However one signal accomplishment of the deal hammered out this week is that it engenders a scale-back of the punishing, across-the-board automatic “sequestration” expenditure cuts, to the tune of $63bn over two years, divided evenly between defence and non-defence spending.

The net effect of the deal on the sequester as well as its implications for bipartisan cooperation in Congress may be that the nation’s troubled macroeconomics are stabilised in the medium term and the threat of looming credit downgrades may dissipate.

Possibly recognising this upside, U.S. President Barack Obama described the budget deal as “a good first step” and Republican House Speaker John Boehner and House Majority leader Eric Cantor suggested that they would allow the measure to pass with a vote of bipartisan support.

Mr. Obama further said that although the agreement “doesn’t include everything I’d like… that’s the nature of compromise.” He nevertheless praised his Congressional colleagues from both parties for being able to “come together and break the cycle of short-sighted, crisis-driven ­decision-making to get this done.”

Some groups on both sides of aisle, however, expressed disapproval.

The union group AFL-CIO blasted the deal, saying that federal workers were acting as a “punching bag” for Republicans.
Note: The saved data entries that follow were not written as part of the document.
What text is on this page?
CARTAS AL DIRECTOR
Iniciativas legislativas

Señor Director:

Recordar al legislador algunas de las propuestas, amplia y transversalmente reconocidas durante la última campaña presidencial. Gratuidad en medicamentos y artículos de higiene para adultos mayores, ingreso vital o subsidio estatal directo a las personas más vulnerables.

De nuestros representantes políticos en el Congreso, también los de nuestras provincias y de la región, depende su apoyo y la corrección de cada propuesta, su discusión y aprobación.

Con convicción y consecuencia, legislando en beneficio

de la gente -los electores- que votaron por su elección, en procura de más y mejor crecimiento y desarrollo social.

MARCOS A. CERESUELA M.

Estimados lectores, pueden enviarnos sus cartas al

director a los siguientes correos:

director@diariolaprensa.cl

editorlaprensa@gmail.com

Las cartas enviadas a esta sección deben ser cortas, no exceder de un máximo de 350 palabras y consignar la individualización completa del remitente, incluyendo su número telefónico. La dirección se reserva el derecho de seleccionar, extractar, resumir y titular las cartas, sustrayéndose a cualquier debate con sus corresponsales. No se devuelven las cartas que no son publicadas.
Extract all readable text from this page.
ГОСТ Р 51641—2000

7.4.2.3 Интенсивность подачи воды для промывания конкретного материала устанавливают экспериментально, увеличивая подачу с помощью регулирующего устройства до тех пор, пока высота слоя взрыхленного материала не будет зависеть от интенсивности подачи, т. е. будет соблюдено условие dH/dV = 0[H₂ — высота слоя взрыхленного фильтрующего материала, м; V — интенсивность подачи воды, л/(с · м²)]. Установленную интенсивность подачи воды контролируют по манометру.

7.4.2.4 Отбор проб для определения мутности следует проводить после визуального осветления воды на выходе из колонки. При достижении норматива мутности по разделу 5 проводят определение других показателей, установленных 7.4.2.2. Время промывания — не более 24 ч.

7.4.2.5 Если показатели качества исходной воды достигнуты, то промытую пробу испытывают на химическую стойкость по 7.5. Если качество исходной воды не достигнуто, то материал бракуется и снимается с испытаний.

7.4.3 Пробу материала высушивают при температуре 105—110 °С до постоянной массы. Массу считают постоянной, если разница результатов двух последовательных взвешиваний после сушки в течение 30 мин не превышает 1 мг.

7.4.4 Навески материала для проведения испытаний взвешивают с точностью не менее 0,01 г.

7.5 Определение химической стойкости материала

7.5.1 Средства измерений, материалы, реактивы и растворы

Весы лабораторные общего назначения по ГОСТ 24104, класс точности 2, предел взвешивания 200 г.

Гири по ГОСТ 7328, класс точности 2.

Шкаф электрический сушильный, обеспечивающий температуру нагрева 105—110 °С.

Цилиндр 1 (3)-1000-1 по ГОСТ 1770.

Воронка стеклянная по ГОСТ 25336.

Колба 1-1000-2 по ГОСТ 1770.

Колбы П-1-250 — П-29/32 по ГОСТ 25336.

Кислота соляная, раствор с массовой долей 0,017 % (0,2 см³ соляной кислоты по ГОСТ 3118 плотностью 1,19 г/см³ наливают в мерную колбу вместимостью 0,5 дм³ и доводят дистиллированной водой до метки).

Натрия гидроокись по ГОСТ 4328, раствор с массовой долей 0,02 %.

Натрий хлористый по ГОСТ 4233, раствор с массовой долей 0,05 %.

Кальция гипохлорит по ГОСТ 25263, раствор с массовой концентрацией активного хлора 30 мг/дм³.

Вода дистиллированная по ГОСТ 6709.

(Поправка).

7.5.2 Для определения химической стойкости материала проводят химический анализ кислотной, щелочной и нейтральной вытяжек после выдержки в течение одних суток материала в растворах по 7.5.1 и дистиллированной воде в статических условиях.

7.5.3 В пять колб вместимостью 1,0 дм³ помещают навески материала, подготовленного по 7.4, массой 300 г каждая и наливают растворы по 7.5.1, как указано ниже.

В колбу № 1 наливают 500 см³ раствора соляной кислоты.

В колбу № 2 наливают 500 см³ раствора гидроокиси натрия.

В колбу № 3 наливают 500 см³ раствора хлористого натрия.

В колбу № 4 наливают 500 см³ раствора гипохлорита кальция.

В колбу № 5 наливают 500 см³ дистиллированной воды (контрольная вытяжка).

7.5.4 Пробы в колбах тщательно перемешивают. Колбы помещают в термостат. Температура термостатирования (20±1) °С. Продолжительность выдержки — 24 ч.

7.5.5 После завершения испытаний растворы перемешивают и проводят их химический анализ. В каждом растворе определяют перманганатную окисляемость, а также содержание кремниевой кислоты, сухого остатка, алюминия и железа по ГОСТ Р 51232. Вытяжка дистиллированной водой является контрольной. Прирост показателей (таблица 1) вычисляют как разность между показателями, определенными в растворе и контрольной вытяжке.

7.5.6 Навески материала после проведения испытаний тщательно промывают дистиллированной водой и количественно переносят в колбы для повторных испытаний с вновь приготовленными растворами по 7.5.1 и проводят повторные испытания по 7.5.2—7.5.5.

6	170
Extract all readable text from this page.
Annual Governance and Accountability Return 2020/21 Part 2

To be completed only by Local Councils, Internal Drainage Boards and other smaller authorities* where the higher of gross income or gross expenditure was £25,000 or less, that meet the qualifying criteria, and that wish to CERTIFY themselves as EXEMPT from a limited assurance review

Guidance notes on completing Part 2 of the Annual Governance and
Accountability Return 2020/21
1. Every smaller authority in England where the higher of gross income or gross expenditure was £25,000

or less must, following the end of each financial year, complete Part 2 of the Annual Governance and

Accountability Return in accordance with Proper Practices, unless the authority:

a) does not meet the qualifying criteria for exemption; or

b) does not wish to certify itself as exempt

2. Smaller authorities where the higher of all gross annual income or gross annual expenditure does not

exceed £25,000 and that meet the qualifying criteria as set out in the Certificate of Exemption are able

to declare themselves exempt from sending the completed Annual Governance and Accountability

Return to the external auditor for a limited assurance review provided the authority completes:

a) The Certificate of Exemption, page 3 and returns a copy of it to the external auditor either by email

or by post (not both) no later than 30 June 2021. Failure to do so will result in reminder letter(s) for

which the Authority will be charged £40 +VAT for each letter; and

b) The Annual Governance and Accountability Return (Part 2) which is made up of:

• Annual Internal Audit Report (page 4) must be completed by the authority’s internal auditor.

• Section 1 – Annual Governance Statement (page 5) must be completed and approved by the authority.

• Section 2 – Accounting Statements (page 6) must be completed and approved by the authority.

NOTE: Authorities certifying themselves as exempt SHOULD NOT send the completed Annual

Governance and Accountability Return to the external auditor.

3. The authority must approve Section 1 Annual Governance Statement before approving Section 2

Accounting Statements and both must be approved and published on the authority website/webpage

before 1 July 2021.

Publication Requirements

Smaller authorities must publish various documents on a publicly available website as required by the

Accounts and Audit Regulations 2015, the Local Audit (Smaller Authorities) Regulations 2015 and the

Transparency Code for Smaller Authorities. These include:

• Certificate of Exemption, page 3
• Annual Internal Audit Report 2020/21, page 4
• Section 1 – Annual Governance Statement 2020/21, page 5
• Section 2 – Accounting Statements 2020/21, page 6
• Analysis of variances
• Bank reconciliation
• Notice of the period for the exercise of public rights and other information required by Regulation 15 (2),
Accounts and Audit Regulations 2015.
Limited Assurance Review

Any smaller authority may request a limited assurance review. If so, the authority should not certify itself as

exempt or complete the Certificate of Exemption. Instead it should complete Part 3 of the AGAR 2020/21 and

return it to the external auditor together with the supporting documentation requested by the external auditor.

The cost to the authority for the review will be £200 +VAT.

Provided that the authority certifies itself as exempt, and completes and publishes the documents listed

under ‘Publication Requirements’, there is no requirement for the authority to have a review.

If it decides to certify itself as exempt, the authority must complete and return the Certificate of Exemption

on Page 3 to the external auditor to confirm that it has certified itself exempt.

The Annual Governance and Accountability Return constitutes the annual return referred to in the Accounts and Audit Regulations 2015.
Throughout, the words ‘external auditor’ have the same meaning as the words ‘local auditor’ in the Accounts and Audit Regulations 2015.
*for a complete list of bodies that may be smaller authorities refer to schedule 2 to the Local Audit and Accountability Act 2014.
Their leaders also pointed out that the painful issue of long-term unemployment benefits, set to expire soon, remained unresolved and played into the hands of Republicans.

Similarly Florida Republican Senator Marco Rubio said the proposal “continues Washington's irresponsible budgeting decisions… instead of making some tough decisions about how to tackle our long-term fiscal challenges caused by runaway Washington spending.”